What happened when the February 20 Movement lost momentum?


Many reasons lie behind the loss of momentum of the February 20th movement. One is that its leaders and strong supporters were unaware of methods the Moroccan regime would take to contain the movement’s nation-wide protests.

Jamal Elabiad
13 August 2012

There is no question that many regimes across the Arab world lost much of the veneration accorded them when the Arab Spring reached countries they had ruled for decades. They found themselves unable to do what they were doing before the coming of the Arab Spring: ordering their oppression machines to attack anyone who shouted slogans or wrote articles ‘disrespectful’ of the ruling elite; sending to prison anyone who had the guts to criticize them. However, when pro-democracy protesters began to take to the streets, many Arab kings and presidents had no other choice but to turn a blind eye to their critics for several obvious reasons.

One of the reasons why they were tolerant of this criticism during the Arab Spring was that they were afraid that bringing to court their critics would surely result in a sharp rise in the number of pro-change demonstrators.  

For most Arab regimes, the growing number of anti-regime protest marches was a clear sign of the fact that their collapse would sooner or later take place. That’s why they relied on several measures to dissuade people from joining the wave of pro-democracy protests that many Arab countries witnessed after the fall of the Tunisian president, Zine al-Abedine Ben Ali. An example of those procedures was ignoring the criticism that Arab Spring activists directed against them. 

There are slogans most Arab rulers would have never tolerated if the Arab Spring hadn’t reached their palaces. For instance, they didn’t take any punitive measures against the protesters who raised the famous slogan: “The people want the fall of the regime.” Needless to say, before the Arab Spring, many Arab political activists were tortured to death for shouting slogans similar to this one.

My point is, for the Arab people whose pro-democracy demonstrations ended with the fall of the regime or at least its head, they never regretted criticizing the regime or chanting the slogans they avoided chanting before the outbreak of the Arab Spring for fear of being arrested and sent to prison. 

However, for the Arab people whose revolution was like too much noise for nothing, and which failed to achieve most of its key demands, they wouldn’t have responded to the calls for protest had they suspected that their pro-change protests would keep the status quo as it was and would also lead a large number of protesters straight to prison.

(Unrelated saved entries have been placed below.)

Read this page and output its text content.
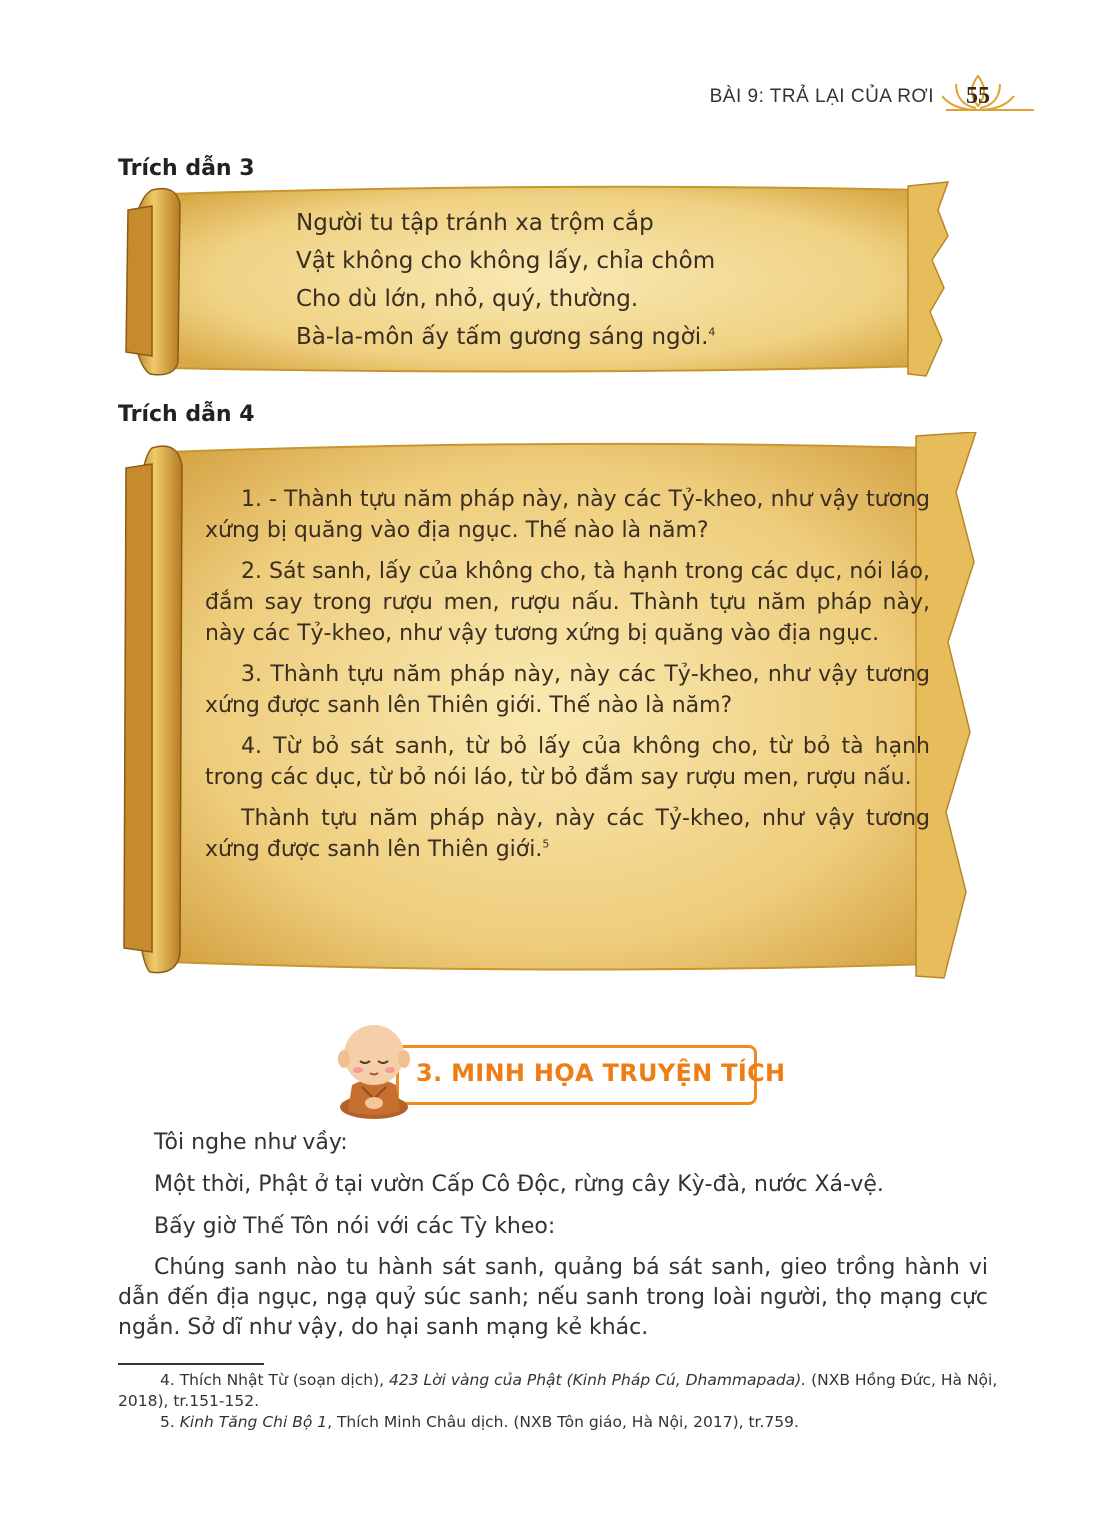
BÀI 9: TRẢ LẠI CỦA RƠI	55
Trích dẫn 3
Người tu tập tránh xa trộm cắp
Vật không cho không lấy, chỉa chôm
Cho dù lớn, nhỏ, quý, thường.
Bà-la-môn ấy tấm gương sáng ngời.$^4$
Trích dẫn 4

1. - Thành tựu năm pháp này, này các Tỷ-kheo, như vậy tương xứng bị quăng vào địa ngục. Thế nào là năm?

2. Sát sanh, lấy của không cho, tà hạnh trong các dục, nói láo, đắm say trong rượu men, rượu nấu. Thành tựu năm pháp này, này các Tỷ-kheo, như vậy tương xứng bị quăng vào địa ngục.

3. Thành tựu năm pháp này, này các Tỷ-kheo, như vậy tương xứng được sanh lên Thiên giới. Thế nào là năm?

4. Từ bỏ sát sanh, từ bỏ lấy của không cho, từ bỏ tà hạnh trong các dục, từ bỏ nói láo, từ bỏ đắm say rượu men, rượu nấu.

Thành tựu năm pháp này, này các Tỷ-kheo, như vậy tương xứng được sanh lên Thiên giới.$^5$

3. MINH HỌA TRUYỆN TÍCH

Tôi nghe như vầy:

Một thời, Phật ở tại vườn Cấp Cô Độc, rừng cây Kỳ-đà, nước Xá-vệ.

Bấy giờ Thế Tôn nói với các Tỳ kheo:

Chúng sanh nào tu hành sát sanh, quảng bá sát sanh, gieo trồng hành vi dẫn đến địa ngục, ngạ quỷ súc sanh; nếu sanh trong loài người, thọ mạng cực ngắn. Sở dĩ như vậy, do hại sanh mạng kẻ khác.

4. Thích Nhật Từ (soạn dịch), 423 Lời vàng của Phật (Kinh Pháp Cú, Dhammapada). (NXB Hồng Đức, Hà Nội, 2018), tr.151-152.

5. Kinh Tăng Chi Bộ 1, Thích Minh Châu dịch. (NXB Tôn giáo, Hà Nội, 2017), tr.759.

In other words, when they became quite sure of the fact that the anti-regime protests no longer posed a real threat to their existence, many of the ruling establishments around the Arab world started to conduct a campaign of arrests against the pro-democracy activists who chanted slogans or gave speeches that were considered critical of the regime.

Take Moroccans as an example in point. They have every reason to regret thinking the Arab Spring had torn down their barriers of fear, including the fear of criticizing the ruling elite. One reason is that the latter took several measures to regain the veneration and respect it lost during the days the Arab Spring spent in Morocco. It didn’t turn to those measures till it managed to weather the storms of the Arab Spring. One result was the trial of almost all the activists of the Moroccan Spring who leveled criticism at the regime.

Abdessamad El Hidour is an example of the many youths of the February 20th movement who were not arrested for being disrespectful towards King Mohamed VI until the regime managed to survive the dangers of the Arab Spring, when he was sentenced to three years in prison for sharply criticizing the monarchy on a YouTube video.

Like many others, Abdessamad El Hidour had the courage to criticize the North African kingdom simply because he thought the February 20th movement had marked the birth of a Morocco totally different from that of yesteryear, particularly when it came to Moroccans’ right to express what was in their minds without restriction.

There is no doubt that he would had avoided hitting out at the king if he had been aware of the fact that allowing Moroccans to trespass the red-lines shortly after the outbreak of pro-change protests around Morocco was just a tactic the regime employed to stay alive.

Many reasons lie behind the loss of momentum of the February 20th movement. One is that its leaders and strong supporters were unaware of methods the Moroccan regime would take to contain the movement’s nation-wide protests. That, of course, includes the fact that the regime let Moroccan Spring protesters trespass the red-lines, not as a choice, but as a tactic for survival. Otherwise, it wouldn’t have jailed many of them after it succeeded in weathering the Arab Spring’s storms.